Infrastructure changes can also be risky. A single incorrect command executed in a production cluster can introduce outages or configuration drift.
Modern infrastructure teams need systems that help interpret operational context and execute changes safely, not just expose more telemetry.
Introducing Skyflo: An AI Agent for Kubernetes Operations
Skyflo is a self-hosted AI operations agent designed specifically for Kubernetes environments.
Rather than acting as another monitoring dashboard, Skyflo functions as an execution runtime for infrastructure operations inside the cluster.
Engineers interact with their cluster using natural language while Skyflo handles the operational workflow behind the scenes.
For example, engineers can ask:
- "Why are backend API pods stuck in Pending state?"
- "Check logs for the payment service errors."
- "Scale the checkout service to five replicas."
Skyflo gathers cluster context, generates an operational plan, and presents it for approval before executing any changes.
Engineers no longer need to manually correlate dashboards, logs, and kubectl commands to investigate an incident.
A Real Production Scenario
Consider a common production issue: a payment-api service becomes unreachable after a deployment.
From observability tools, engineers might see error spikes or failed requests but still need to investigate the cause.
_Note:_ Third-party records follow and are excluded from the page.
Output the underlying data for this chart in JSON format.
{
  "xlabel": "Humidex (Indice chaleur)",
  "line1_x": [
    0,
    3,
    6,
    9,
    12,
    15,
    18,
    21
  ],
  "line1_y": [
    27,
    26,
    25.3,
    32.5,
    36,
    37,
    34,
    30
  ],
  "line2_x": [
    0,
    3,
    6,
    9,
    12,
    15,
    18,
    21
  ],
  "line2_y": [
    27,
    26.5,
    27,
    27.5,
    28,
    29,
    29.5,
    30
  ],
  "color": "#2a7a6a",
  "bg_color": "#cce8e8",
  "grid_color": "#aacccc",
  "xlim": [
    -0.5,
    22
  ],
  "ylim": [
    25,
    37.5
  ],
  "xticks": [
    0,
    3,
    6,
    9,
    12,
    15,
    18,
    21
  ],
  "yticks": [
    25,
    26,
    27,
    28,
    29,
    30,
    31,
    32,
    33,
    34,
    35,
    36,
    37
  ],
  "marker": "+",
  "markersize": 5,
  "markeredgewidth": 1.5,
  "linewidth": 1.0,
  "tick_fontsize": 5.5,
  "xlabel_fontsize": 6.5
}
Traditionally, debugging might involve:
- Checking pod logs
- Verifying service selectors
- Inspecting network policies
- Running multiple kubectl commands
With Skyflo, the workflow follows a structured operational loop.
Plan Skyflo analyzes the request, inspects the service configuration, and detects that the Service selector does not match the deployed pods.
Approve The system proposes updating the configuration and waits for operator approval.
Execute Skyflo performs the change using validated infrastructure tools.
Verify The system confirms that the service endpoints are restored and traffic is flowing correctly.
This structured workflow allows operators to move from incident detection to resolution with a clear and controlled process.
Closing the Operational Loop
A key differentiator of Skyflo is its deterministic operational workflow.
Every action follows a structured loop:
Plan → Approve → Execute → Verify
This ensures that infrastructure operations remain:
- Predictable
- Auditable
- Safe for production environments
Mutating actions require explicit approval, preventing unintended changes while still enabling faster operations.
Safe Infrastructure Execution with Typed Operations
Rather than generating raw shell commands, Skyflo executes operations through typed, schema-validated tools designed for Kubernetes resources.
This approach improves reliability by ensuring that actions are structured and validated before execution.
It also provides a transparent record of what actions were performed and why.
Running AI Operations Directly Inside the Cluster
Skyflo runs directly inside the Kubernetes cluster rather than as an external service.
This design provides several advantages:
- Full control over infrastructure access
- No external telemetry requirements
- Compatibility with self-hosted AI models
- Transparent operational execution
Teams can integrate Skyflo with cloud-based AI models or run it entirely within their own infrastructure environments.
The Next Evolution of Kubernetes Operations
Observability remains essential for understanding system behavior. However, it only exposes signals.
Modern infrastructure operations require systems that can help close the loop between observing systems and operating them safely.
By combining AI reasoning with deterministic execution workflows, Skyflo helps engineering teams diagnose issues, perform infrastructure operations, and verify outcomes with greater speed and confidence.
Closing the Gap Between Observability and Operations
Kubernetes observability tools provide deep visibility into infrastructure systems, but visibility alone does not resolve operational complexity.
Operators still need to interpret signals, diagnose issues, and execute changes safely.
Skyflo introduces an AI-powered operational layer that assists engineers throughout this process, enabling a more structured and reliable approach to managing Kubernetes environments.